Doch erst einmal gehe ich mit der Band hoch in das clubeigene Bistro, damit sich die Jungs vor ihrem Auftritt noch ein wenig stärken können. Die lange Fahrt von Österreich nach Heidelberg hat natürlich bei allen ihre Spuren hinterlassen und ich finde es eine durchaus beachtliche physische und psychische Leistung dann noch ein Konzert mit drei Sets zu abzusolvieren. Organisatorisch war das gesamte Unterfangen leider nicht anderes möglich, als am selben Tag des Auftritts anzureisen. Von Jason will ich vieles gleichzeitig wissen: wie die Fahrt verlaufen ist, zu welcher Uhrzeit sie in Heidelberg waren, ob sie arg kaputt sind, ob nach ihrer Ankunft im Club alles geklappt hat, ob die Betreuung gut ist usw. Jason berichtet, dass wohl von Seiten des Schwimmbad-Clubs nach Eintreffen der Band, so einiges ein wenig schief gelaufen, aber schnellstmöglich wieder in die richtigen Bahnen gelenkt worden war, so dass man dem Konzertbeginn getrost entgegenblicken konnte.

 

Etwa gegen 21:30h verlassen wir das Bistro und begeben uns zurück in den Konzertraum, der sich mittlerweile schon ein wenig gefüllt hat. Gernot ist inzwischen da und wird begrüßt und auch ich knüpfe in kürzester Zeit noch schnell einige neue Kontakte und lerne interessante Menschen kennen, die genau wie ich sehr daran interessiert sind, das Erbe der Doors weiter aufrecht zu erhalten. Jeder muss für sich herausfinden, was die Doors und Jim Morrison, diese vielschichtige Persönlichkeit, der hochbegabte Poet, für die eigne Person bedeuten. Jims Philosophie war, dass die wichtigste Form der Freiheit die Selbstverwirklichung darstellt, das sein zu können, was man wirklich ist.

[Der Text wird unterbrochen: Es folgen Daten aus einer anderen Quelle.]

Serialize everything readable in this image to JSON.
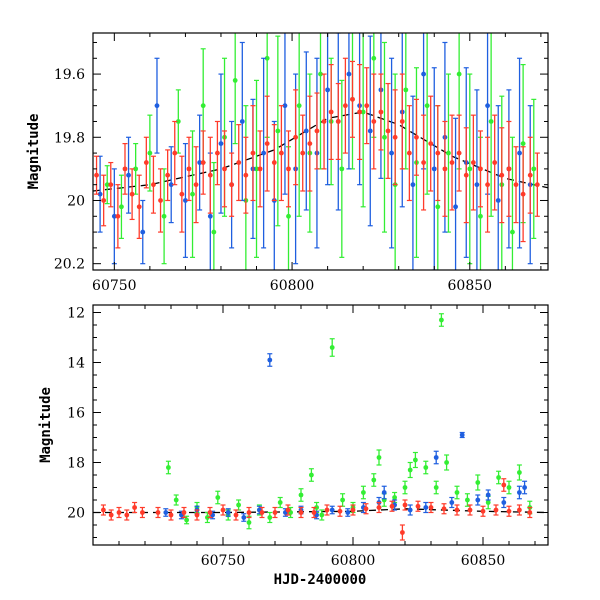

Kurz vor 22h passieren viele Dinge gleichzeitig. Die Band wird gebeten nun langsam anzufangen und begibt sich auf die Bühne. Jason bekommt von mir noch in Windeseile ein winziges Morrison-Styling verpasst, das seine von Natur aus zufällige optische Ähnlichkeit mit dem Frontmann der Doors noch ein wenig unterstreicht. Jedoch in Anbetracht der Eile, geht nur das schnelle Mimimalprogramm. Für mehr bleibt keine Zeit. Die Band hat bereits mit den Takten des ersten Songs begonnen und Jason muss schleunigst raus auf die Bühne.Ich besorge mir nach all diesen ereignisreichen und spannungsgeladenen Minuten, nun erst einmal ein Glas Rotwein, das ich mir genüsslich einverleibe und lausche gleichzeitig gebannt den Songs, die mich sogleich in ihren Bann ziehen und mitwippen lassen. Die Konzertlocation ist noch nicht sonderlich gut besucht. Und diejenigen, die bisher da sind, stehen und sitzen vorerst nur hölzern an den Seiten herum und harren der Dinge, die da vielleicht noch kommen werden. Doch als ich mit den Augen einige der Gäste abscanne, entdecke offene, wache, interessierte und erwartungsvolle Gesichter unter den Zuhörern. Die Jungs auf der Bühne geben dennoch ihr Bestes, aber das Heidelberger Publikum bleibt erst einmal zurückhaltend. Im zweiten Set ändert sich das jedoch schlagartig.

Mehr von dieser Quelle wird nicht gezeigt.